There is a list of propositions discussed so far in this site.
Main Body
1: Structured Description
Here is the rules of Structured Description.
Entities:
\(F\): \(\in \{\mathbb{R}, \mathbb{C}\}\), with the canonical field structure
\(V_1\): \(\in \{\text{ the } F \text{ normed vectors spaces }\}\), with the metric induced by the norm
\(V_2\): \(\in \{\text{ the } F \text{ normed vectors spaces }\}\), with the metric induced by the norm
\(f\): \(: V_1 \to V_2\), \(\in \{\text{ the linear 'normed vectors space' isometries }\}\)

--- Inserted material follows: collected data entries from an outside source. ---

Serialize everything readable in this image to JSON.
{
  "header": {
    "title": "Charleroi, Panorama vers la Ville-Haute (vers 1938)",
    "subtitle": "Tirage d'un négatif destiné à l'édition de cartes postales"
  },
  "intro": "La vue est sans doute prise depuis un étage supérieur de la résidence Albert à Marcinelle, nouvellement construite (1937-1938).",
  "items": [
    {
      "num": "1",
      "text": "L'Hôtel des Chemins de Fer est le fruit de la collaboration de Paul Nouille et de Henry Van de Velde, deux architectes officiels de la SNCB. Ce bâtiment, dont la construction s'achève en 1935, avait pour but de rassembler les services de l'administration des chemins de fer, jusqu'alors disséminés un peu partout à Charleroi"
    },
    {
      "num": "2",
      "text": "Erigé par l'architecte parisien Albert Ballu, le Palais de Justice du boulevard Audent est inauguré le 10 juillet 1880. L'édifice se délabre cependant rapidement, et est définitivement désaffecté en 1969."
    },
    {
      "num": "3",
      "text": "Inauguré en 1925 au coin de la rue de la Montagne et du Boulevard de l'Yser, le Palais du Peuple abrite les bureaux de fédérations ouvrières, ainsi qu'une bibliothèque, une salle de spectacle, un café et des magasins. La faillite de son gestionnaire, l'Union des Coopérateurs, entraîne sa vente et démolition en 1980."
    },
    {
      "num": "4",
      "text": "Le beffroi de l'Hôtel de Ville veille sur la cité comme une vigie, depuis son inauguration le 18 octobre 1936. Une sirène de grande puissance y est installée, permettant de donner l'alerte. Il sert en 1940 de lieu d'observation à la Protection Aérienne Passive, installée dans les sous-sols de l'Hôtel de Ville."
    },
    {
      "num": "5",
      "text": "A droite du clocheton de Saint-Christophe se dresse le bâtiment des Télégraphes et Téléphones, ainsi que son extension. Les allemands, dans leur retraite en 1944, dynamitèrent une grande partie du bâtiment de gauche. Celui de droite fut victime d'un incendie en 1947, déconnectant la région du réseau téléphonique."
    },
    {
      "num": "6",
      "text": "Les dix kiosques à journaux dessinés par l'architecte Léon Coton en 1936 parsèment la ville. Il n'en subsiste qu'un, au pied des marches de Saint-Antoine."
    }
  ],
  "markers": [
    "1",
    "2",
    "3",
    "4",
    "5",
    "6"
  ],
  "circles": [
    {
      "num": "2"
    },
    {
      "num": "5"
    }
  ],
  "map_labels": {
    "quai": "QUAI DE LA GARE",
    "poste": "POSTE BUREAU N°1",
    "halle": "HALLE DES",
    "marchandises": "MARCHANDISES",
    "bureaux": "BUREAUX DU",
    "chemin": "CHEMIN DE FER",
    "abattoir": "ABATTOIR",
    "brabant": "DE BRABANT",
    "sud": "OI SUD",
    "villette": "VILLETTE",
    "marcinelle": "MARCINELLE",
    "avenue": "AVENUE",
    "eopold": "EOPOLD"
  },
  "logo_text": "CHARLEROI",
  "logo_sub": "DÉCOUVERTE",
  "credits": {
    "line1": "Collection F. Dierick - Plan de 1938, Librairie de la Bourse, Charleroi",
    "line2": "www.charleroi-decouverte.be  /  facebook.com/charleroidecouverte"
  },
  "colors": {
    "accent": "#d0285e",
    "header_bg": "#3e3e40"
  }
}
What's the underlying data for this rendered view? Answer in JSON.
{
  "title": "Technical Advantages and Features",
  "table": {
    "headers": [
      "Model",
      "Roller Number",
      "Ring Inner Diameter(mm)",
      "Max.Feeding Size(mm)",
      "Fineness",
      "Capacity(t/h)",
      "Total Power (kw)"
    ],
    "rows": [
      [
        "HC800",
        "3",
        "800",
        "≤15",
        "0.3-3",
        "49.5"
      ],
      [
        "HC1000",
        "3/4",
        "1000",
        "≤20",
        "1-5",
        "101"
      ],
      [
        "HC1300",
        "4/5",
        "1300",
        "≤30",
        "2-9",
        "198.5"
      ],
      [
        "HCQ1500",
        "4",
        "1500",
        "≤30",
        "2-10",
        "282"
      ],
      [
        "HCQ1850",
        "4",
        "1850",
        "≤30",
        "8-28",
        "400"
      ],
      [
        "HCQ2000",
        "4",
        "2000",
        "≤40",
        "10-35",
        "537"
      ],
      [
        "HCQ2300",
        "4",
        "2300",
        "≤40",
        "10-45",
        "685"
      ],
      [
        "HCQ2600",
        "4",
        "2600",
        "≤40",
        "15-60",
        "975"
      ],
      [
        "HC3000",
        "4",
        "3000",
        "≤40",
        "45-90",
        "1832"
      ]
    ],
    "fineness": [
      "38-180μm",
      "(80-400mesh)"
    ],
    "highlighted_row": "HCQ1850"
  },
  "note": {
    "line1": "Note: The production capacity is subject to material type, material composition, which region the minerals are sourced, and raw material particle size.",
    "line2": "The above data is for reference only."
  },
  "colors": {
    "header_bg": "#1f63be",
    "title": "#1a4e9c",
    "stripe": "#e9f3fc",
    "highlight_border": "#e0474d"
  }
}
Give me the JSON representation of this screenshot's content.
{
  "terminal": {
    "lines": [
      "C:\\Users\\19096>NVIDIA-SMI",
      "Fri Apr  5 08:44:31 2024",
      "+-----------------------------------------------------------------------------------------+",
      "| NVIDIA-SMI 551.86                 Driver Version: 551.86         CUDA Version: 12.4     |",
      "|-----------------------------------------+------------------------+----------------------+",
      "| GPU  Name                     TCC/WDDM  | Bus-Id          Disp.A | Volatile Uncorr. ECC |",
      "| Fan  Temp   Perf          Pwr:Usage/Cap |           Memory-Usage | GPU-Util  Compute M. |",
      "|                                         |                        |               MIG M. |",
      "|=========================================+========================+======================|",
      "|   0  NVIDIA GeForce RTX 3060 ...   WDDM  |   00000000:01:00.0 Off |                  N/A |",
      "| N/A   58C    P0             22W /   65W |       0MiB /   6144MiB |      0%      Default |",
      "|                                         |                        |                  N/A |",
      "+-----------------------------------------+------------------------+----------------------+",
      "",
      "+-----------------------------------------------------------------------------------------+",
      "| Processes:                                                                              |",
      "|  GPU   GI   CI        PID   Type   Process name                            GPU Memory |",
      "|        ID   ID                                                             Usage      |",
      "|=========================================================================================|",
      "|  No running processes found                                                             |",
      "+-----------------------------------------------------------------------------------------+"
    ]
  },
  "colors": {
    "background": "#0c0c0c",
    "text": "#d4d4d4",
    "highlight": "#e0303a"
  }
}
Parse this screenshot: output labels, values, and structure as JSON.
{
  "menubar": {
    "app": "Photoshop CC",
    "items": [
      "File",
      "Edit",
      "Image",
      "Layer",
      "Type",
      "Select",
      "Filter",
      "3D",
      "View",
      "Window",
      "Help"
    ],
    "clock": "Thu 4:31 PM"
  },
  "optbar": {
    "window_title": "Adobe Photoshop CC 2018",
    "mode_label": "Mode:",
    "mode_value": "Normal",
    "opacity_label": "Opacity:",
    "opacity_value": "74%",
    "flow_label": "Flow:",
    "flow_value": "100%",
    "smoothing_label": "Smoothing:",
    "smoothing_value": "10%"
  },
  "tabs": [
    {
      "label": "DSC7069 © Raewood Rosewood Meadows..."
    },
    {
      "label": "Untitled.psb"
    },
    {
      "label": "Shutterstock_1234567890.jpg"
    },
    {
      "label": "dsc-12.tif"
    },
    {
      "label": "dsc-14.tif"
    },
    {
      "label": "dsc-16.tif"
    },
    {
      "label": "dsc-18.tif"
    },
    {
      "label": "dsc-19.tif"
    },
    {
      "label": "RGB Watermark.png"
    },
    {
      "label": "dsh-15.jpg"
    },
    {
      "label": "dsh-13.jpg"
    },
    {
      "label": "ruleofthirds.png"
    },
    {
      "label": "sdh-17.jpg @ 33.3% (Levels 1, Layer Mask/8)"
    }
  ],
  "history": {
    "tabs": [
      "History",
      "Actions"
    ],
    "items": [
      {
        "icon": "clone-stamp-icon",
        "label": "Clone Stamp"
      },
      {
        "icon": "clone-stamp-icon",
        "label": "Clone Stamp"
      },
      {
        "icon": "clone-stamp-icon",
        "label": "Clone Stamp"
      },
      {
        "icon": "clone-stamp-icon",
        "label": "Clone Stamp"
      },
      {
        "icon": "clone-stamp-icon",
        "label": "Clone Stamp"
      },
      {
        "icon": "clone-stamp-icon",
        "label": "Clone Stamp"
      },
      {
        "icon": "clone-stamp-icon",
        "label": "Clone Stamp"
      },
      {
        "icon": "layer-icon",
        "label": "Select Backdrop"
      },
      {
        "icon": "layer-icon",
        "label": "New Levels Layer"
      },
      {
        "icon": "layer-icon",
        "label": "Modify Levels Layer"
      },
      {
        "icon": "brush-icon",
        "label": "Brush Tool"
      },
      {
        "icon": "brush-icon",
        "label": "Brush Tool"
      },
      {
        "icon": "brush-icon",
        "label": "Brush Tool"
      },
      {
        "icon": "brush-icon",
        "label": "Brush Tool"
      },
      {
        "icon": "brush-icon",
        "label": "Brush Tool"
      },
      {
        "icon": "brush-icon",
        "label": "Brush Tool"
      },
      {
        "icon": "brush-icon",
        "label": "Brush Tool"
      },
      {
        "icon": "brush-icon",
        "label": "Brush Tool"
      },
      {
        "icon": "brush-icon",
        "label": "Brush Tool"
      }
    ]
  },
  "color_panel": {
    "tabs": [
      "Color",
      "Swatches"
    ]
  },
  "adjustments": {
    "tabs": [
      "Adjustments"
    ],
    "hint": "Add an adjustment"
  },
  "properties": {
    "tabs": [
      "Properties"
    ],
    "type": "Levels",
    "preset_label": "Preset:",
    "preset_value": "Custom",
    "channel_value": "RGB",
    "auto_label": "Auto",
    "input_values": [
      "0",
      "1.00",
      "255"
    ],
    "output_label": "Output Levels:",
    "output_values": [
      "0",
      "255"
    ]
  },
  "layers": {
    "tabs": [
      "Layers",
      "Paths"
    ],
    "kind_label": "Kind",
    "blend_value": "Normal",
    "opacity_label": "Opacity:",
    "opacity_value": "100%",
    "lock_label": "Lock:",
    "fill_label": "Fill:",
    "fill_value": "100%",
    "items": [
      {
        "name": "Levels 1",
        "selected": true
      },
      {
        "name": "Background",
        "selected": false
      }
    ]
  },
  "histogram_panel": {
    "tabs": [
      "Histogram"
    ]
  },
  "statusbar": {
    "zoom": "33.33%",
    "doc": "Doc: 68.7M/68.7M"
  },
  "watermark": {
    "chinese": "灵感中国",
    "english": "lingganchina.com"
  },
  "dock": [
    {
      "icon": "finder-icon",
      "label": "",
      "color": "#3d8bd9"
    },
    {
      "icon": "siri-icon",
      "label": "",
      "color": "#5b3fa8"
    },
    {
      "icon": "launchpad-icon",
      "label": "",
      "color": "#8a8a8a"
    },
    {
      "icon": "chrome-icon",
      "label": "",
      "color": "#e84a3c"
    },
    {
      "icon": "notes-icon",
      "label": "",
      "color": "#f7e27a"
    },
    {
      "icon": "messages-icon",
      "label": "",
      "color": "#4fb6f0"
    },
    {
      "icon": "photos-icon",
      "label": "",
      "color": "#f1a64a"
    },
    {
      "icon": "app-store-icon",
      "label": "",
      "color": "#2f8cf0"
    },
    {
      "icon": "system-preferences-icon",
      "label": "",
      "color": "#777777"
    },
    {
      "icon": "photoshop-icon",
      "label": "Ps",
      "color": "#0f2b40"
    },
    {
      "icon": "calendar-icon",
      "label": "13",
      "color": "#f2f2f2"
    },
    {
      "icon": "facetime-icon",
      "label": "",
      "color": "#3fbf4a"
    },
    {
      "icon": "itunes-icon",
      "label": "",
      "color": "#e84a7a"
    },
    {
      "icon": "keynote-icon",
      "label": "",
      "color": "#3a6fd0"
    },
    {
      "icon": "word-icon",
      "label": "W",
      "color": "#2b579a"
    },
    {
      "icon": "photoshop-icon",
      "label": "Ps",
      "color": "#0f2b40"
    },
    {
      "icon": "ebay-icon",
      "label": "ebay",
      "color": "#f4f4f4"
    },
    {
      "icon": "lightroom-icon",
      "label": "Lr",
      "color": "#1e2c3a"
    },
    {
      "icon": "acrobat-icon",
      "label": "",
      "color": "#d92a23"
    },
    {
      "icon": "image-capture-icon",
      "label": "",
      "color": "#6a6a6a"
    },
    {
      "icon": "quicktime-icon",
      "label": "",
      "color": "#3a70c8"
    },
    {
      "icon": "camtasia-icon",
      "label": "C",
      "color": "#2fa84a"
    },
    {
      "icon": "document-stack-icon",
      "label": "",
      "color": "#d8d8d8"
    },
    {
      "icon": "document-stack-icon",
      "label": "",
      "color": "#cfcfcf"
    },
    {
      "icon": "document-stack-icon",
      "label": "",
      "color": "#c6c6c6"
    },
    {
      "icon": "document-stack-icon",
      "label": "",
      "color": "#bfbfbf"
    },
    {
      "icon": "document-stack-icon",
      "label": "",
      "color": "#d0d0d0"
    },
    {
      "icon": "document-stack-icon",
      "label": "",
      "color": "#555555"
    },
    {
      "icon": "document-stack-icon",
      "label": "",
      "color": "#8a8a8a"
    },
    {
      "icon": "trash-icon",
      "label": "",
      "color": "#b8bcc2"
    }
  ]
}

\(s\): \(: \mathbb{N} \to V_1\), \(\in \{\text{ the Cauchy sequences }\}\)
\(f \circ s\): \(: \mathbb{N} \to V_2\), \(\in \{\text{ the sequences }\}\)
//
Statements:
\(f \circ s \in \{\text{ the Cauchy sequences }\}\)
//
2: Proof
Whole Strategy: Step 1: see that \(f \circ s\) satisfies the conditions to be a Cauchy sequence.
Step 1:
Let \(\epsilon \in \mathbb{R}\) be any such that \(0 \lt \epsilon\).
There is an \(N \in \mathbb{N}\) such that for each \(m, n \in \mathbb{N}\) such that \(N \lt m, n\), \(dist (s (n), s (m)) = \Vert s (n) - s (m) \Vert \lt \epsilon\).
\(dist (f \circ s (n), f \circ s (m)) = \Vert f \circ s (n) - f \circ s (m) \Vert = \Vert f (s (n) - s (m)) \Vert\), because \(f\) is linear, \(= \Vert s (n) - s (m) \Vert\), because \(f\) is a 'normed vectors space' isometry, \(\lt \epsilon\).
So, \(f \circ s\) satisfies the conditions to be a Cauchy sequence.